Letters and Surveys Sent By OIG

  The OIG has already begun to implement the Work Plan with respect to its review of EHR systems.  In October 2012, at least ten hospitals received an 18-page, 54-question survey requesting detailed information on their EHR systems.  The survey comes on the heels of a letter that was sent on September 24, 2012 from HHS and the Department of Justice to health care providers indicating that “there are troubling indications that some providers are using [EHR] technology to game the system, possibly to obtain payments to which they are not entitled.”

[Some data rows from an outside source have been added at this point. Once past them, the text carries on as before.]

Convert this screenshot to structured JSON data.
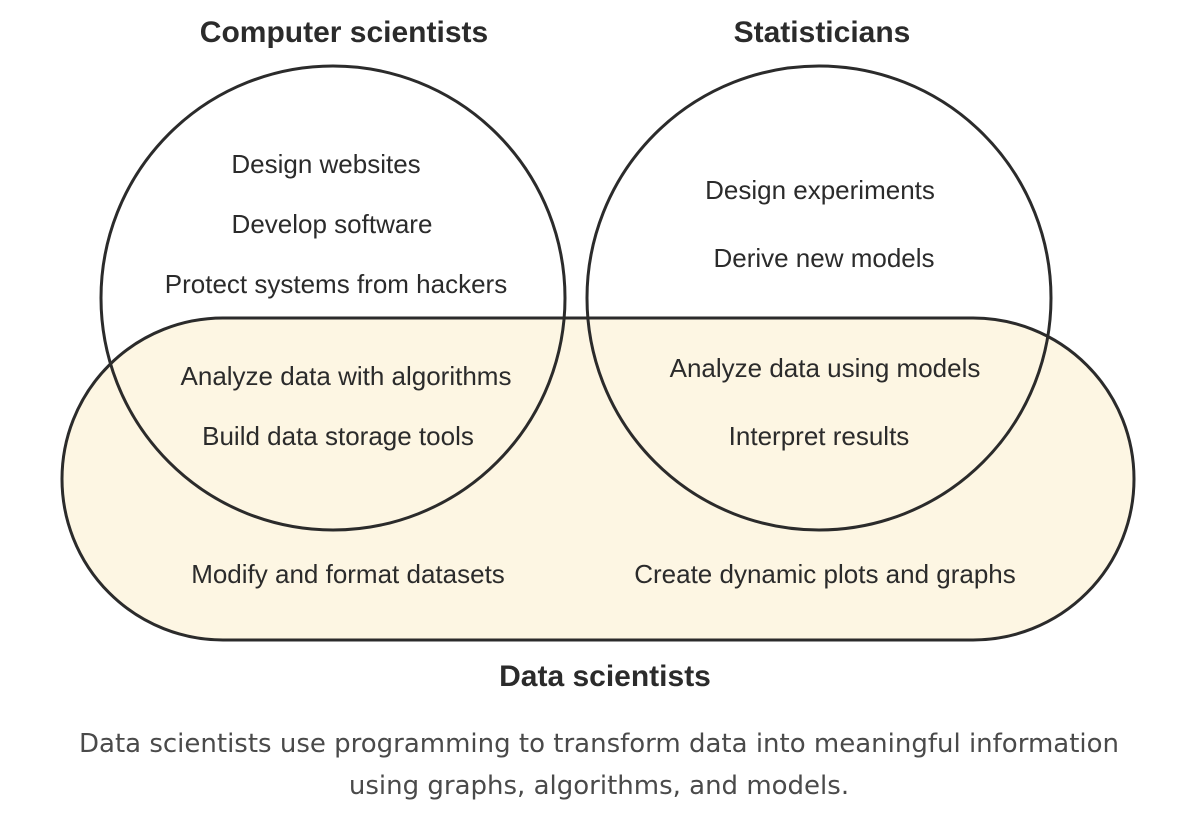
{
  "labels": {
    "computer_scientists": "Computer scientists",
    "statisticians": "Statisticians",
    "data_scientists": "Data scientists"
  },
  "computer_scientists_only": [
    "Design websites",
    "Develop software",
    "Protect systems from hackers"
  ],
  "statisticians_only": [
    "Design experiments",
    "Derive new models"
  ],
  "cs_and_data": [
    "Analyze data with algorithms",
    "Build data storage tools"
  ],
  "stats_and_data": [
    "Analyze data using models",
    "Interpret results"
  ],
  "data_scientists_only": [
    "Modify and format datasets",
    "Create dynamic plots and graphs"
  ],
  "caption": {
    "line1": "Data scientists use programming to transform data into meaningful information",
    "line2": "using graphs, algorithms, and models."
  },
  "colors": {
    "data_region_fill": "#fdf6e3",
    "outline": "#2b2b2b",
    "text": "#2b2b2b",
    "caption": "#4a4a4a"
  }
}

  It is expected that the responses to the survey will be used by the OIG to prepare a report which will be published during fiscal year 2013.  According to a recent article posted on HealthLeaders Media, some of the questions in the OIG survey include:

  • How diagnoses and procedures are coded (manually, automatically with coding software, or other);
  • User authorization methods (unique user ID, password, tokens, biometrics, public key);
  • Access management (session time-out, minimum password configuration rules, regular changing of passwords, user agreements or contracts to prevent sharing of passwords, or other);
  • Barriers to allowing outside entities access (lack of software or hardware support, insufficient staffing, funding restrictions, performance concerns, privacy concerns, etc.);
  • How physician progress notes are entered into the EHR (free text, via structured templates);
  • Whether narrative nursing notes are directly entered into the EHR or handwritten and scanned into the EHR, and if so, why;
  • Whether patients have access to the EHR, and if so, how.

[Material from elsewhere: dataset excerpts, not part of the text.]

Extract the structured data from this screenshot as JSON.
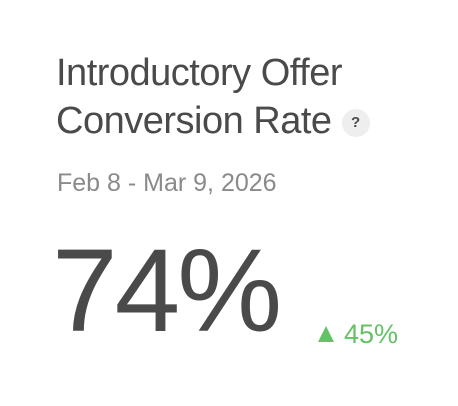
{
  "card": {
    "title_line_1": "Introductory Offer",
    "title_line_2": "Conversion Rate",
    "help_icon_glyph": "?",
    "date_range": "Feb 8 - Mar 9, 2026",
    "metric_value": "74%",
    "change": {
      "direction": "up",
      "value": "45%",
      "icon": "triangle-up-icon",
      "color": "#66c166"
    }
  }
}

Steps to Ensure Proper Functioning of an EHR

  There are certain steps that hospitals and physicians can take in order to ensure that their EHR system is functioning properly.  First, considerable time and research should be spent on selecting an EHR vendor to ensure that the EHR system will be a good fit for the practice.  Issues to be addressed should include: What features does the vendor’s system include that competitors may not offer?  What kind of training and support is provided by the vendor and how and when is that support available?  What is the size of the vendor’s customer base and has its software been implemented in similar practices and work environments?  Legal review of acquisition documents, service/support agreements, and hardware or hosting agreements is a key component of the process.

  Second, it is essential that hospitals and physicians receive appropriate training in the use of the system and that sufficient time is allotted for staff education.  Written manuals should be provided to staff members that, along with a detailed guide to the EHR system, include quick, one-page “cheat sheets” for easy reference by users.  Third, hospitals and physician practices should set realistic goals and expectations.  Because it is unlikely that things will go smoothly from the get-go, practitioners should set aside time on a regular basis, as frequently as every 60-90 days, to reevaluate their EHR system and see if improvements or changes should be made to the system or processes.  This will also provide an opportunity to determine if any member of the team needs additional training on the system.

  In light of the OIG’s Work Plan and increasing scrutiny on EHR systems, it is essential that hospitals and physicians take measures to ensure that their EHR systems are working properly and are being use appropriately.